What is the difference between hyperthermia and fever?
What are the underlying mechanisms of hyperthermia and fever?
What are the implications of treatment for hyperthermia and fever?
Who is at greatest risk of developing hyperthermia?
What are the lasting effects of prolonged hyperthermia?
++ Table Graphic Jump Location
An 82-year-old man was brought to the emergency department with altered mental status. His neighbor found him unresponsive in his apartment on an extremely hot, humid summer day. He has a history of poorly controlled type 2 diabetes, hypertension, benign prostatic hypertrophy, and urinary urgency. He was currently taking glipizide, lisinopril, hydrochlorothiazide (HCTZ), doxazosin, oxybutynin, and diphenhydramine.
His temperature was 40°C, a pulse of 120 beats per minute, a respiratory rate of 18 breaths per minute, a blood pressure of 90/60 mm Hg, and pulse oximetry of 98% on room air. He responds to a sternal rub, but is otherwise nonresponsive and does not follow commands. His skin is flushed, warm, and dry. His pupils are 4 mm and minimally responsive to light. Bowel sounds are present.
What is the most likely cause of this patient's altered mental status and hyperthermia?
This man most likely has heat stroke, but there are multiple contributing factors in this case. The ambient temperature is extremely hot significantly increasing the risk of heat stroke. Patients his age do not sense changes in temperature as well as younger adults. This man also takes oxybutynin and diphenhydramine, two medications with anticholinergic properties that make him susceptible to anticholinergic poisoning as well as lower his threshold for heat stroke. Although anticholinergic toxicity is possible, his lack of mydriasis and present bowel sounds suggest that this is not the primary contributing factor. Uncontrolled diabetes and HCTZ have also likely contributed to this man being chronically volume depleted, further lowering his threshold for heat stroke.

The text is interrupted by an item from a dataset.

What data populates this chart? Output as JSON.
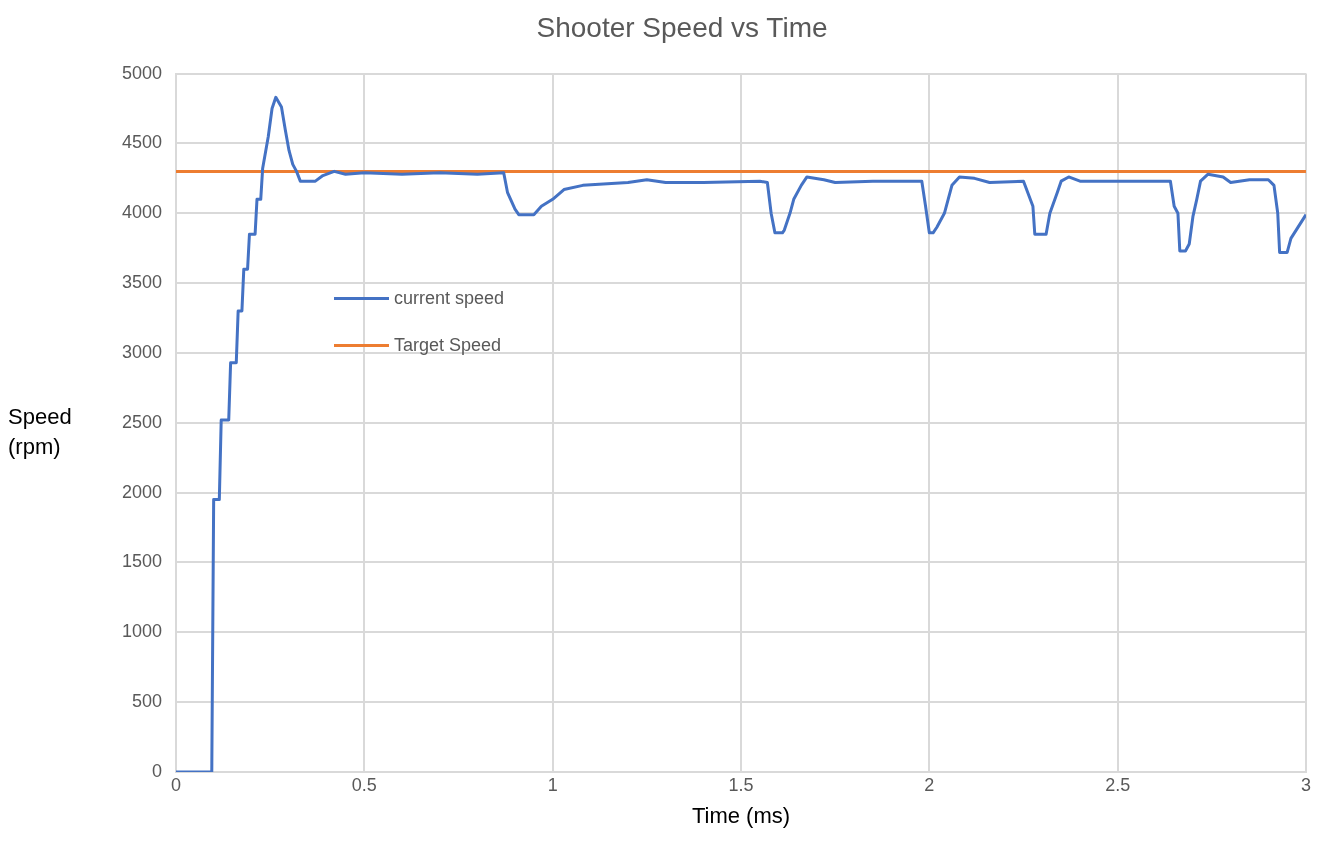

Vital signs are routinely measured for all hospitalized patients on admission, during nursing shifts, and when infusions are being administered. Clinicians should be able to recognize when abnormal temperatures require immediate action to avoid adverse consequences that may be potentially life threatening.
The 99th percentile for healthy individuals defines the maximum oral temperature as 37.2°C (98.9°F) at 6 am and 37.7°C (99.9°F) at 4 pm. The normal daily temperature typically varies no more than 0.5°C (0.9°F). The hypothalamus thermoregulatory center maintains a normal temperature despite variations in environment causing heat dissipation from the skin and lungs balanced by metabolic activity from muscle and liver. The postprandial state, pregnancy, and endocrine disorders may affect body temperature. The morning temperature tends to be lower in the 2 weeks prior to ovulation in menstruating women and then rises by 0.6°C (1.6°F) with ovulation until the next period (Table 90-1).